Einkaufsstrassen in Europa: Milano mit Sprung nach oben

In der europäischen Perspektive sieht Cushwake die Genfer Rue du Rhône auf Rang 22. Auffällig auf dem alten Kontinent: Die Via Monte Napoleone in Mailand macht einen grossen Sprung nach oben. 

 

 

 

In Mailand zeigt sich ein Muster, das auf den wertvollsten Shoppingstrassen dieser Welt oft zu beobachten ist. Wenn Bewegung in den Markt kommt, wenn eine Luxusmarke neue Flächen bezieht oder vergrössert, kann das grossen Einfluss haben. 

Im Fall der Via Monte Napoleone geben die Cushwake-Profis in Mailand ein einziges Stichwort: «Chanel». Das französische Luxushaus ist dort neu mit einem Geschäft eingezogen und zeigt auf 520 Quadratmetern in edlem Ambiente Schuhe, Schmuck, Brillen und Lederwaren. Damit hat Chanel die Strasse noch attraktiver gemacht und deren Wert gesteigert – was dann die nächsten Neumieter preislich wohl zu spüren bekommen werden.

Cushwake jedenfalls sieht die Spitzenmieten an dieser Mailänder Location um 31 Prozent höher als vor der Pandemie und auch um 20 Prozent höher als vor einem Jahr.

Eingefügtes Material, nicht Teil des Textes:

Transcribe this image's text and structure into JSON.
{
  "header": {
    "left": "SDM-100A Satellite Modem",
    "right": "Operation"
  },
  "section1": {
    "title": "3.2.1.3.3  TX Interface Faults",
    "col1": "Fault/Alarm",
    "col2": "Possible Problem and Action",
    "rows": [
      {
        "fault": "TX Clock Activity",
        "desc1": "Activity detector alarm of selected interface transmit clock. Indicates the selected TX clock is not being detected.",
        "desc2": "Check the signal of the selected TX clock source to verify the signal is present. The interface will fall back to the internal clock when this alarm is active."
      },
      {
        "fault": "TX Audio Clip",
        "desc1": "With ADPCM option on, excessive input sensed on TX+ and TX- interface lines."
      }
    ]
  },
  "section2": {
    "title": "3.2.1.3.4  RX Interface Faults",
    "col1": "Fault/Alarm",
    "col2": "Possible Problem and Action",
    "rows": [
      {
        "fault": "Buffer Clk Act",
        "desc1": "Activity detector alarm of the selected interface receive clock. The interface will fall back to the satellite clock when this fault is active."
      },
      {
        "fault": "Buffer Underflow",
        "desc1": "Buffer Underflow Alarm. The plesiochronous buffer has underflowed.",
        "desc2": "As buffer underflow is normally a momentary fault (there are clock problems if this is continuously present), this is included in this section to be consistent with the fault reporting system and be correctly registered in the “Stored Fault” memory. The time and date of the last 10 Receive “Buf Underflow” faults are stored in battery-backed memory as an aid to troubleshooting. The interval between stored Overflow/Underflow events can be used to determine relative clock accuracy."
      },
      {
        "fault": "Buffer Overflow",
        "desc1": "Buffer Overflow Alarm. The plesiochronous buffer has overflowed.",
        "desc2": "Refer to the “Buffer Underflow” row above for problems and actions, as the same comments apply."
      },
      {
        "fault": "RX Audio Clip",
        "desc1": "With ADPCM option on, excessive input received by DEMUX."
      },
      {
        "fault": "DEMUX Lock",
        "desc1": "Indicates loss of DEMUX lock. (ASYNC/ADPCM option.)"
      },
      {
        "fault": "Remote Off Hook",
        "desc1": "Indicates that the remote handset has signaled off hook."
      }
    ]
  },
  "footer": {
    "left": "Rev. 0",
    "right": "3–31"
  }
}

Digitalisierung im Laden einbauen

Bewegungen wie jene von Chanel in Mailand zeigen: Markenstarken Händlern und Herstellern ist eine superbe Offline-Lage weiterhin wichtig. Brandenberg verspürt das an der Zürcher Bahnhofstrasse auch von einer Branche, die man an hiesigen High Streets bisher weniger sah: «Im Bereich der Autobrands ist die Nachfrage weiterhin hoch. An der Bahnhofstrasse zeigt sich, dass hier nach Genesis und General Motors weitere Anbieter neue Flächen eröffnen möchten.»  

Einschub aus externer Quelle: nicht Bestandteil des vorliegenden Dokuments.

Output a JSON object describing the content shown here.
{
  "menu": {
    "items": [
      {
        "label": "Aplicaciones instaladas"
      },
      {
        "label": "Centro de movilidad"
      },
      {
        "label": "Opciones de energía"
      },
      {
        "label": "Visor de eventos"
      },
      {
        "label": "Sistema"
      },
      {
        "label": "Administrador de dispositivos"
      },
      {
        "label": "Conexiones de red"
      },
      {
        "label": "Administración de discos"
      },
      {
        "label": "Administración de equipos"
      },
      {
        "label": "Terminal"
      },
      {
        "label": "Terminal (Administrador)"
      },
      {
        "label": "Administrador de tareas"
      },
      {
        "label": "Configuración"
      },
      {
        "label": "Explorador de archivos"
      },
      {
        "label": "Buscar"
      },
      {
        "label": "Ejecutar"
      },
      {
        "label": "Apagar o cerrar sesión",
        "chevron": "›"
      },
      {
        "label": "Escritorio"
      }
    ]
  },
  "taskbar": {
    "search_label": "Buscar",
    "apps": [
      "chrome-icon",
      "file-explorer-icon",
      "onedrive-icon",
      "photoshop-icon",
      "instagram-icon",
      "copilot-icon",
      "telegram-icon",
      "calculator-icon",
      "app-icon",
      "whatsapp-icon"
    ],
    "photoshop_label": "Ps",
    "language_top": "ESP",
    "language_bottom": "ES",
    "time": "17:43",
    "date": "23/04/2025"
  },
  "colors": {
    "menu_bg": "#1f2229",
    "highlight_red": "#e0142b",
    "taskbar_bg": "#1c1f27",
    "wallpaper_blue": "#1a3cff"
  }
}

Gewinnen im Rennen um die Gunst der Konsumentinnen und Konsumenten und der durch «Lucy» angelockten Besucher und Besucherinnen würden zum Schluss jene, die an der High Street offline und online perfekt verzahnt haben, sagt Brandenberg: «Retailer wollen und brauchen weiterhin Flächen, um sich zu zeigen. Ihre Herausforderung ist es dann, die Digitalisierung in ihre Offline-Konzepte einzubauen.»